Commercial Real Estate Cap Rate Calculator
Understanding Cap Rate in Commercial Real Estate
The Capitalization Rate, or "Cap Rate," is a fundamental metric used by commercial real estate investors to evaluate the profitability and return potential of an investment property. It represents the yield of a property over a one-year time horizon assuming the property is purchased with cash.
In simple terms, the Cap Rate indicates the expected rate of return that will be generated on a real estate investment property. This tool helps investors compare different investment opportunities quickly and efficiently.
The Cap Rate Formula
To calculate the Cap Rate, you must first determine the Net Operating Income (NOI) of the property. The formula is expressed as:
Cap Rate = (Net Operating Income / Current Market Value) × 100
Key Components of the Calculation
- Gross Potential Income: The total income the property would generate if 100% leased.

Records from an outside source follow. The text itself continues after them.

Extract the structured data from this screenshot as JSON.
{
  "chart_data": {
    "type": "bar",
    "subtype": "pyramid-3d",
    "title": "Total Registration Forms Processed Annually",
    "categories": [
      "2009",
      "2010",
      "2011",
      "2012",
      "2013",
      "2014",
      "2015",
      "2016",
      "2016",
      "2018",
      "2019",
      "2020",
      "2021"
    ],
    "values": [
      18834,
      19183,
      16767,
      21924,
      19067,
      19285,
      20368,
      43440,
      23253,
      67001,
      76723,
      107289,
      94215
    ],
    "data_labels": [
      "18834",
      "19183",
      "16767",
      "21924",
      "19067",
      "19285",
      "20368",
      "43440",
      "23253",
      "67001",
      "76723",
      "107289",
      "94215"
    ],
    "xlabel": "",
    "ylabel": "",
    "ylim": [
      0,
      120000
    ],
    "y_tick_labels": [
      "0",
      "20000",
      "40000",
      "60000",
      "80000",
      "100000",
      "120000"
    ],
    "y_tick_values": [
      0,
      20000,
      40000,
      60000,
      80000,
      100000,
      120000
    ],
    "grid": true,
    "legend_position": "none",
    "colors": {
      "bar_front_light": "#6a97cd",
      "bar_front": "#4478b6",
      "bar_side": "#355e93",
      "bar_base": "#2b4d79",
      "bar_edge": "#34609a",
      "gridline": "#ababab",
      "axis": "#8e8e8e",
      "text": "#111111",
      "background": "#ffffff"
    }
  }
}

- Vacancy Loss: The amount of rental income lost due to unoccupied units or tenants failing to pay.
- Operating Expenses: Costs required to operate the property, including taxes, insurance, utilities, and management fees. (Note: This does not include mortgage interest or depreciation).
- Net Operating Income (NOI): Gross income minus operating expenses.
Example Calculation
Imagine you are looking at a retail strip mall with the following profile:
| Item | Value |
|---|---|
| Purchase Price | $2,500,000 |
| Annual Rental Income | $250,000 |
| Operating Expenses | $75,000 |
| Net Operating Income (NOI) | $175,000 |
| Resulting Cap Rate | 7.0% |
In this scenario, a 7% cap rate means the property yields a 7% annual return on its purchase price before any financing costs or taxes are considered.
What is a "Good" Cap Rate?
A "good" cap rate is subjective and depends heavily on the asset class and location. Lower cap rates (4% – 5%) are typically found in "Core" markets like New York or San Francisco where risk is perceived as lower. Higher cap rates (8% – 10%+) are often found in "Value-Add" opportunities or secondary markets where there might be higher risk but greater potential for cash flow.